La palabra ceniza recurrentemente aparece en la poesía. Algunas veces es reducida a lo inerte, a lo muerto, que es diminuto o sin importancia, como los amores pasajeros. Así lo escribió Dulce María Loynaz: Aunque brilles… No besa tu beso… ¡Quien te amó sólo amaba cenizas! Asimismo, la palabra es referida a aquello que nunca nos pertenece ni siquiera el vacío que aparentemente nos queda cuando somos desposeídos de todo: Nunca fui el dueño de mis cenizas, mis versos, apuntó Juan Gelman.

Las cenizas también se escriben como sinónimo de tristeza o soledad, de los paisajes fríos y solitarios en los que transitamos de vez en cuando. El sentimiento se encuentra en el fragmento escrito por Alejandra Pizarnik: Afuera hay sol. Yo me visto de cenizas. Hay quienes emplean la ceniza como el contraste de lo que se cree divino e infinito, para expresar el desasosiego de algo cotidiano: el cielo es de ceniza, dijo Federico García Lorca. Así, de este modo, la materia adquiere un sentido que alude a un sentimiento deletéreo del que es imprescindible desprenderse: Solo las cenizas se aferran al fuego. No sois ceniza, soltad todo aquello que os queme, fueron las palabras de José Gómez Iglesias.

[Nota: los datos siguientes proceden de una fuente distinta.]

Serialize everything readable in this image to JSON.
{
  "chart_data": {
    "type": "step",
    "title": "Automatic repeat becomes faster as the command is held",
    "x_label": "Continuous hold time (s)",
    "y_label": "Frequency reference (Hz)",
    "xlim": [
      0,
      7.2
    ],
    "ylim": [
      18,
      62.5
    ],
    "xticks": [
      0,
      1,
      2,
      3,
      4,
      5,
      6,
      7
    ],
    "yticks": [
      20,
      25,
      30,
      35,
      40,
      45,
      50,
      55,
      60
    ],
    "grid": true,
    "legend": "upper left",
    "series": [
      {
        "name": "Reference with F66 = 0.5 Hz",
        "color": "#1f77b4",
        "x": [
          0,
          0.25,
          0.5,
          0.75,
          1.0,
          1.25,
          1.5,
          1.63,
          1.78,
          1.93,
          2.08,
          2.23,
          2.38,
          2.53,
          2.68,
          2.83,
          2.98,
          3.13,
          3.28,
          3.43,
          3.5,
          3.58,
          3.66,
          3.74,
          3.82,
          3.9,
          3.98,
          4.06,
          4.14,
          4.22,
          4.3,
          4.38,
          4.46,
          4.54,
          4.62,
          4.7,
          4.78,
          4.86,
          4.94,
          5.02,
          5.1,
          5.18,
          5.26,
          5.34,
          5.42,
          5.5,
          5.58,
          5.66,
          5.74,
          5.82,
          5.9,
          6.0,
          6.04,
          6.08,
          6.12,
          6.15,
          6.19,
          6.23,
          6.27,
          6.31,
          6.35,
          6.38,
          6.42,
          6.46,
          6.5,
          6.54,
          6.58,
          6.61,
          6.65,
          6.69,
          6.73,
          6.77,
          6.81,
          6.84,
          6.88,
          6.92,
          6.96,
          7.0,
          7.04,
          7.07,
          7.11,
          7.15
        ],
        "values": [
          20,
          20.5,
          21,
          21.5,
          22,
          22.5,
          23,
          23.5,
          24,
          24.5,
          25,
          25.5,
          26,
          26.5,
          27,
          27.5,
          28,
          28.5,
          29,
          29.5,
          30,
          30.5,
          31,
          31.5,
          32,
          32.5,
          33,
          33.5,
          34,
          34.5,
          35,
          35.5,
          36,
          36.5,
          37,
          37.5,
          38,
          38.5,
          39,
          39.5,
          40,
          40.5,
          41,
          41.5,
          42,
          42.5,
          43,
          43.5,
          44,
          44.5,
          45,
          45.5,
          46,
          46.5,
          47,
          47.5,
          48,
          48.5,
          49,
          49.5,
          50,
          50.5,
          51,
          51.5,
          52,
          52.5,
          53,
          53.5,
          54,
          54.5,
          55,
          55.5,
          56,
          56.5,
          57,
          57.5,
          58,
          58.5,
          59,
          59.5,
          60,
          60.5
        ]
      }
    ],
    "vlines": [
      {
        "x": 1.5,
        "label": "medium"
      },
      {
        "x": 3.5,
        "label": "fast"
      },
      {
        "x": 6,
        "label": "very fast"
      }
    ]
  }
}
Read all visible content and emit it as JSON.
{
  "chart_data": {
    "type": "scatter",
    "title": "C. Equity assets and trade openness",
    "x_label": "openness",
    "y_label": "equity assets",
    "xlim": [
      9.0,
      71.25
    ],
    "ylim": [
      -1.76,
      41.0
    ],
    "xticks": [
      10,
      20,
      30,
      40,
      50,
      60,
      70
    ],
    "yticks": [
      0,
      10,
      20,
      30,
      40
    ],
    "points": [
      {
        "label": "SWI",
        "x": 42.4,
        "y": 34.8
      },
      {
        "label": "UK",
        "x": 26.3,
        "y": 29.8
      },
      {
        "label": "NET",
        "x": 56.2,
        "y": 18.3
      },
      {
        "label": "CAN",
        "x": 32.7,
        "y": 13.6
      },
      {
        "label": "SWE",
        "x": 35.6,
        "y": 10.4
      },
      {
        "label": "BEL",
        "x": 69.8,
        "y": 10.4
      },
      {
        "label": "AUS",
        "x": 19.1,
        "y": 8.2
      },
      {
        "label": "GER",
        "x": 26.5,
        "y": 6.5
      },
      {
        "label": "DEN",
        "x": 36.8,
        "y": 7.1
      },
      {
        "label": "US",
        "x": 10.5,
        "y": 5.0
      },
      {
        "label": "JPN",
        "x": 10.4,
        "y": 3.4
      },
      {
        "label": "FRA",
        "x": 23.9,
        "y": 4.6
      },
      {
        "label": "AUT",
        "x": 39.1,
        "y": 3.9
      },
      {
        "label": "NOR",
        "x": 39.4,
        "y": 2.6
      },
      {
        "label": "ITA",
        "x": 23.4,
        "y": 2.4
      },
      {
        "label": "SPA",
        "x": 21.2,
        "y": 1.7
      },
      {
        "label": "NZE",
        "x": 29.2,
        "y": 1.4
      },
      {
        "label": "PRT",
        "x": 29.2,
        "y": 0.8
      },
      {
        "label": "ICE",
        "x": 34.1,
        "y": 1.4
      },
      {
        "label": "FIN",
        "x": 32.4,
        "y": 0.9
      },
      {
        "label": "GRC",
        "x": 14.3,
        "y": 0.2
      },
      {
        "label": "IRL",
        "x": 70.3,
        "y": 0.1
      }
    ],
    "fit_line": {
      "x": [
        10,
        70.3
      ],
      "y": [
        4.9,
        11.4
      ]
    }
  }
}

Algo aparentemente diminuto es también significado como los restos de una sombra que nunca convalece, donde se encuentran contenidos los recuerdos de un pasado lejano que alguna vez existió y que, sin darnos cuenta, manifiesta una posibilidad de vida en nuestro presente, en la espera de que alguien se impulse a revivirlo. Pablo Neruda lo refirió de esta manera: busquemos las antiguas cenizas del corazón quemado y allí que caigan uno por uno nuestros besos, hasta que resucite la flor deshabitada. Cuando sólo quedan cenizas nada está perdido, a no ser que sea disuelto por el viento o por un soplo nuestro y voluntario, elevándose como pequeños fuegos a su propio ritmo, hasta menguarse por completo. De lo contrario, como Gustavo Adolfo Bécquer escribió, todo es propenso a volver: como el fénix que renace de sus cenizas.

Las cenizas remiten a lo interminable, a aquello que escapa de la lógica humana, como si tuviera una condición metafísica, capaz de trascender esta vida, otras, y las que vengan. Son la prueba fehaciente de que algo existe incluso cuando se le cree perdido o muerto, como una pequeña llama que jamás se extingue ni aun con la más fuerte de las lluvias. La gente así lo refiere cuando dice: donde hubo fuego, cenizas quedan. Y es que esto es una metáfora de los recuerdos más que del olvido. En ellas se encuentran retazos de lo que fuimos con unos y con (nos)otros: Acerca tu boca a mis cenizas. Sopla. De ti depende renacer de las llamas, escribió Alejandro Jodorowsky. Es el último intento por saber, si acaso, por alguna extraña razón, pertenecemos todavía a aquel corazón que un día nos dio el mejor de sus latidos, y si existe la forma de recobrar un segundo aire para reescribir la historia. Jorge Luis Borges lo describió de una manera lúcida: enséñame el arte de ver mi propia historia como si ésta ya fuera ceniza en la memoria.

Hay cenizas que son el resultado de hogueras que arden con tanta intensidad y que nunca se apagan ni aun con el lento andar del tiempo. Hay otras que se extinguen al primer soplo, sin gloria, dejando un montón de derrotas. Todos somos un tipo de ceniza: el de la memoria o del olvido.

 

Cinco

Todos los nombres saben a cenizas,

todos somos las cenizas de alguien,

todos, inevitablemente, somos cenizas.